2.4. En l'espèce, il est constant que l'ordonnance pénale du 21 mars 2016 a
valablement été notifiée, en date du 22 mars 2016 à l'adresse du conseil du
recourant et que l'opposition, formée le 4 avril 2016, était tardive. Ces
questions ont été définitivement tranchées dans le cadre de l'arrêt rendu par
la cour de céans le 16 mai 2018 (6B_644/2017). Il n'y a donc plus lieu d'y
revenir. Il est en outre constant que l'avocat Y.________ était constitué dans
la présente cause, que le recourant a été interpellé et interrogé par la police
à l'aéroport de Genève le 11 novembre 2015 et qu'il a indiqué l'adresse de son
conseil comme adresse de notification, avant que soit rendue l'ordonnance
pénale du 21 mars 2016.

2.5. Le recourant soutient, sur le fond, qu'il se serait trouvé, à l'instar de
son conseil, dans une situation d'empêchement non fautif de procéder. Il
soutient qu'il était en voyage à l'étranger et qu'il ne pouvait s'attendre à ce
qu'une ordonnance pénale soit rendue à son encontre. Le délai d'acheminement,
entre 8 et 12 jours, du courrier prioritaire adressé par son conseil à son
domicile à Dubaï pour lui transmettre l'ordonnance pénale ne lui avait pas
permis de réagir en temps utile. Le courriel par lequel son conseil lui avait
également fait parvenir une copie de l'ordonnance pénale ne lui était pas
parvenu.

En tant qu'il persiste à prétendre qu'il ne pouvait s'attendre à ce qu'une
ordonnance pénale soit rendue à son encontre, son grief est irrecevable
puisqu'il a déjà été tranché dans les précédentes décisions rendues en l'espèce
(cf. arrêt 6B_644/2017 précité consid. 3.3). Il sied au demeurant de rappeler,
en premier lieu, que le recourant ne saurait se prévaloir de l'absence d'avis
de prochaine clôture, puisqu'un tel avis n'entre pas en ligne de compte lorsque
le ministère public clôt l'instruction par une ordonnance pénale (cf. art. 318
al. 1 CPP; arrêts 6B_1032/2015 du 25 mai 2016 consid. 1.4.2; 6B_549/2015 du 16
mars 2016 consid. 2.1). En second lieu, il est de jurisprudence constante que
le prévenu qui, comme en l'espèce, est informé par la police d'une procédure
préliminaire le concernant, de sa qualité de prévenu et des infractions
reprochées, doit se rendre compte qu'il est partie à une procédure pénale et
donc s'attendre à recevoir, dans ce cadre-là, des communications de la part des
autorités, y compris un prononcé (arrêts 6B_233/2017 du 12 décembre 2017
consid. 2.1; 6B_1032/2015 du 25 mai 2016 consid. 1.1; 6B_314/2012 du 18 février
2013 consid. 1.3.2; 6B_281/2012 du 9 octobre 2012 consid. 1.1). De
jurisprudence constante également, celui qui se sait partie à une procédure
judiciaire et qui doit dès lors s'attendre à recevoir notification d'actes du
juge, est tenu de relever son courrier ou, s'il s'absente de son domicile, de
prendre des dispositions pour que celui-ci lui parvienne néanmoins. Une telle
obligation signifie que le destinataire doit, le cas échéant, désigner un
représentant, faire suivre son courrier, informer les autorités de son absence
ou leur indiquer une adresse de notification (ATF 141 II 429 consid. 3.1 p.
431; 139 IV 228 consid. 1.1 p. 230 et les références citées).

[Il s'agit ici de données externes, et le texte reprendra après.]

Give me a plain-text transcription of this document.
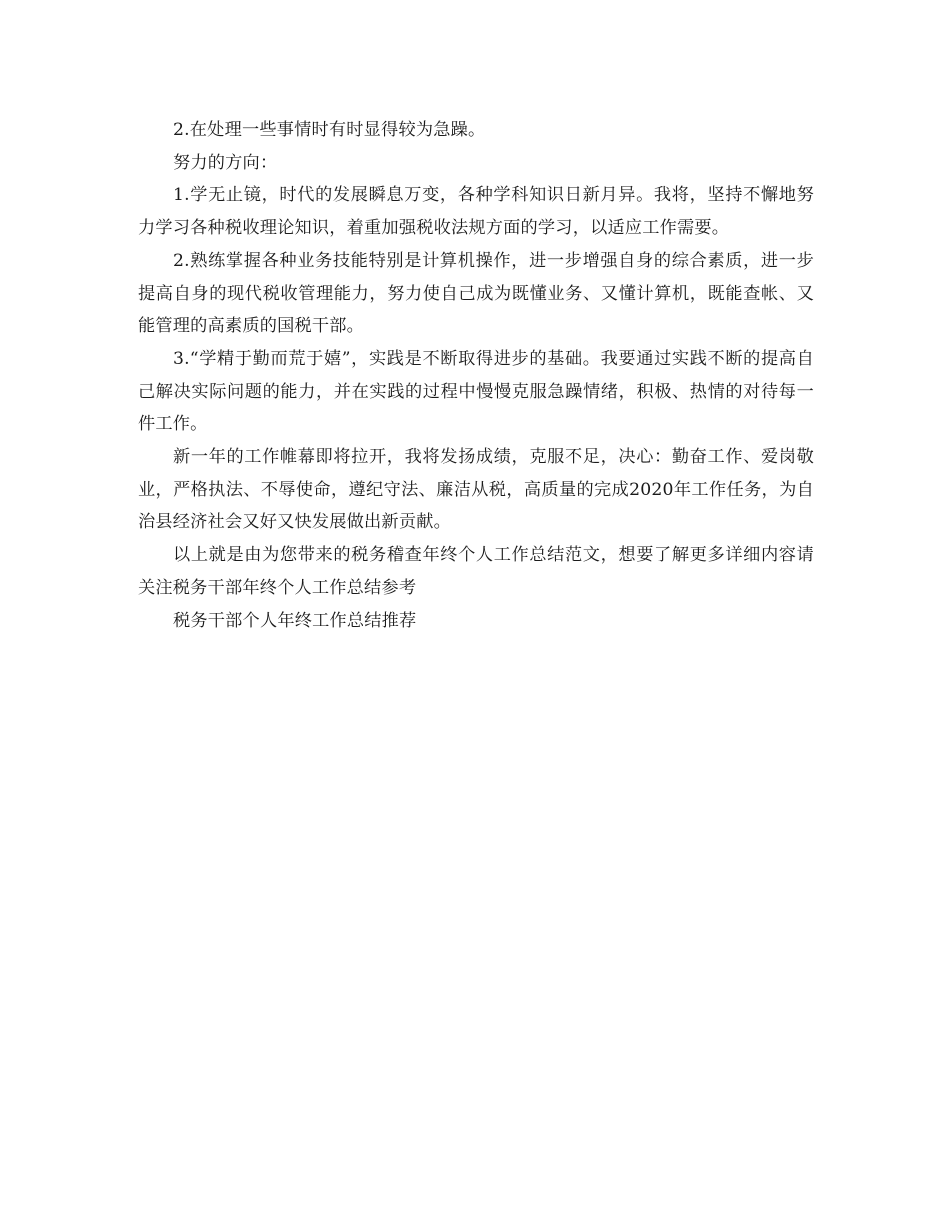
2.在处理一些事情时有时显得较为急躁。

努力的方向：

1.学无止镜，时代的发展瞬息万变，各种学科知识日新月异。我将，坚持不懈地努力学习各种税收理论知识，着重加强税收法规方面的学习，以适应工作需要。

2.熟练掌握各种业务技能特别是计算机操作，进一步增强自身的综合素质，进一步提高自身的现代税收管理能力，努力使自己成为既懂业务、又懂计算机，既能查帐、又能管理的高素质的国税干部。

3.“学精于勤而荒于嬉”，实践是不断取得进步的基础。我要通过实践不断的提高自己解决实际问题的能力，并在实践的过程中慢慢克服急躁情绪，积极、热情的对待每一件工作。

新一年的工作帷幕即将拉开，我将发扬成绩，克服不足，决心：勤奋工作、爱岗敬业，严格执法、不辱使命，遵纪守法、廉洁从税，高质量的完成2020年工作任务，为自治县经济社会又好又快发展做出新贡献。

以上就是由为您带来的税务稽查年终个人工作总结范文，想要了解更多详细内容请关注税务干部年终个人工作总结参考

税务干部个人年终工作总结推荐
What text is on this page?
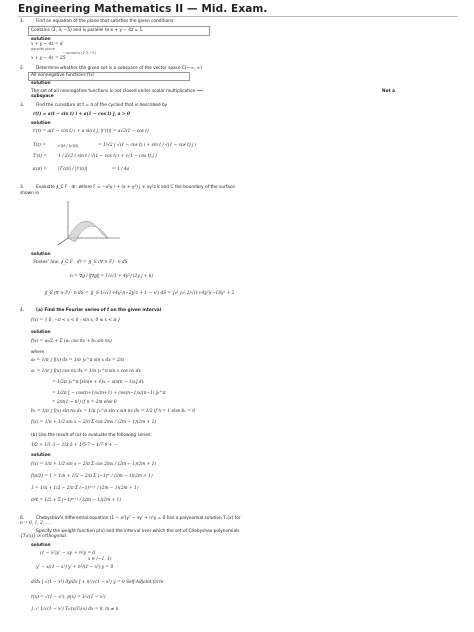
Engineering Mathematics II — Mid. Exam.
1.	Find an equation of the plane that satisfies the given conditions:
Contains (2, 3, −5) and is parallel to x + y − 4z = 1
solution
x + y − 4z = d
parallel plane
∵ contains (2,3,−5)
x + y − 4z = 25
2.	Determine whether the given set is a subspace of the vector space C(−∞, ∞)
All nonnegative functions f(x)
solution
The set of all nonnegative functions is not closed under scalar multiplication ⟹	Not a
subspace
3.	Find the curvature at t = π of the cycloid that is described by
r(t) = a(t − sin t) i + a(1 − cos t) j, a > 0
solution
r′(t) = a(1 − cos t) i + a sin t j, |r′(t)| = a√2(1 − cos t)
T(t) =	r′(t) / |r′(t)|	= 1/√2 ( √(1 − cos t) i + sin t / √(1 − cos t) j )
T′(t) =	1 / 2√2 ( sin t / √(1 − cos t) i + √(1 − cos t) j )
κ(π) =	|T′(π)| / |r′(π)|	= 1 / 4a
3.	Evaluate ∮_C F · dr, where F = −x²y i + (x + y²) j + xy²z k and C the boundary of the surface
shown in
solution
Stokes’ law: ∮_C F · dr = ∬_S (∇ × F) · n dS
n = ∇g / ‖∇g‖ = 1/√(1 + 4y²) (2y j + k)
∬_S (∇ × F) · n dS = ∬_S 1/√(1+4y²)(−2y²z + 1 − x²) dS = ∫₀² ∫₀² 1/√(1+4y²)(−18y² + 2
4.	(a) Find the Fourier series of f on the given interval
f(x) = { 0, −π < x < 0 ; sin x, 0 ≤ x < π }
solution
f(x) = a₀/2 + Σ (aₙ cos nx + bₙ sin nx)
where
a₀ = 1/π ∫ f(x) dx = 1/π ∫₀^π sin x dx = 2/π
aₙ = 1/π ∫ f(x) cos nx dx = 1/π ∫₀^π sin x cos nx dx
= 1/2π ∫₀^π [sin(n + 1)x − sin(n − 1)x] dx
= 1/2π [ − cos(n+1)x/(n+1) + cos(n−1)x/(n−1) ]₀^π
= 2/π(1 − n²) if n = 2m else 0
bₙ = 1/π ∫ f(x) sin nx dx = 1/π ∫₀^π sin x sin nx dx = 1/2 if n = 1 else bₙ = 0
f(x) = 1/π + 1/2 sin x − 2/π Σ cos 2mx / (2m − 1)(2m + 1)
(b) Use the result of (a) to evaluate the following series:
1/2 + 1/1·3 − 1/3·5 + 1/5·7 − 1/7·9 + ···
solution
f(x) = 1/π + 1/2 sin x − 2/π Σ cos 2mx / (2m − 1)(2m + 1)
f(π/2) = 1 = 1/π + 1/2 − 2/π Σ (−1)ᵐ / (2m − 1)(2m + 1)
1 = 1/π + 1/2 − 2/π Σ (−1)ᵐ⁺¹ / (2m − 1)(2m + 1)
π/4 = 1/2 + Σ (−1)ᵐ⁺¹ / (2m − 1)(2m + 1)
6.	Chebyshev’s differential equation (1 − x²)y″ − xy′ + n²y = 0 has a polynomial solution Tₙ(x) for
n = 0, 1, 2, . . .
Specify the weight function p(x) and the interval over which the set of Chebyshev polynomials
{Tₙ(x)} is orthogonal.
solution
(1 − x²)y″ − xy′ + n²y = 0
x ∈ (−1, 1)
y″ − x/(1 − x²) y′ + n²/(1 − x²) y = 0
d/dx [ √(1 − x²) dy/dx ] + n²/√(1 − x²) y = 0 Self-Adjoint form
r(x) = √(1 − x²), p(x) = 1/√(1 − x²)
∫₋₁¹ 1/√(1 − x²) Tₘ(x)Tₙ(x) dx = 0, m ≠ n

En l'espèce, le recourant a, comme relevé plus haut, indiqué à la police
l'adresse de son conseil comme adresse de notification. Toutefois, il
n'apparaît pas que le recourant en a informé son conseil. Or, en pareilles
circonstances, il incombait au recourant, à l'issue de son audition, de l'en
informer, de manière à être en mesure de l'instruire en conséquence. Faute de
l'avoir fait, le recourant a en toutes hypothèses créé les circonstances de
l'empêchement dont il se prévaut. De surcroît, les éléments de fait qu'il
invoque pour le justifier (voyage à l'étranger, délai d'acheminement du
courrier avec son domicile à Dubaï, courriel non reçu) n'ont pas été
expressément constatés par la cour cantonale. En tant qu'il s'y réfère pour
étayer ses griefs, ses critiques sont appellatoires, partant irrecevables. Quoi
qu'il en soit, il appartenait au recourant de prendre, en amont, les
dispositions idoines pour demeurer atteignable ou, à défaut, de s'organiser
avec son conseil afin d'être en mesure de réagir en temps utile. Le recourant
ne fait en définitive état que de circonstances qui sont la résultante de ses
propres manquements, ce qui exclut de considérer l'existence d'un empêchement
non fautif de sa part. Ce constat, qui se rapporte à l'une des conditions de
fond posées par l'art. 94 CPP, suffit à sceller le sort des griefs, y compris
d'arbitraire dans l'établissement des faits, que le recourant soulève également
en relation avec les conditions de forme énoncées par cette même disposition.

3. 

Le recourant invoque également une violation des art. 29a al. 1 Cst., 6 et 13
CEDH et soutient en substance que son droit d'accès au juge n'a pas été
respecté. A l'en croire, le délai d'opposition de 10 jours prévu par l'art. 354
al. 1 CPP ne permettrait pas de tenir compte des circonstances du cas d'espèce,
compte tenu en particulier de son domicile à l'étranger.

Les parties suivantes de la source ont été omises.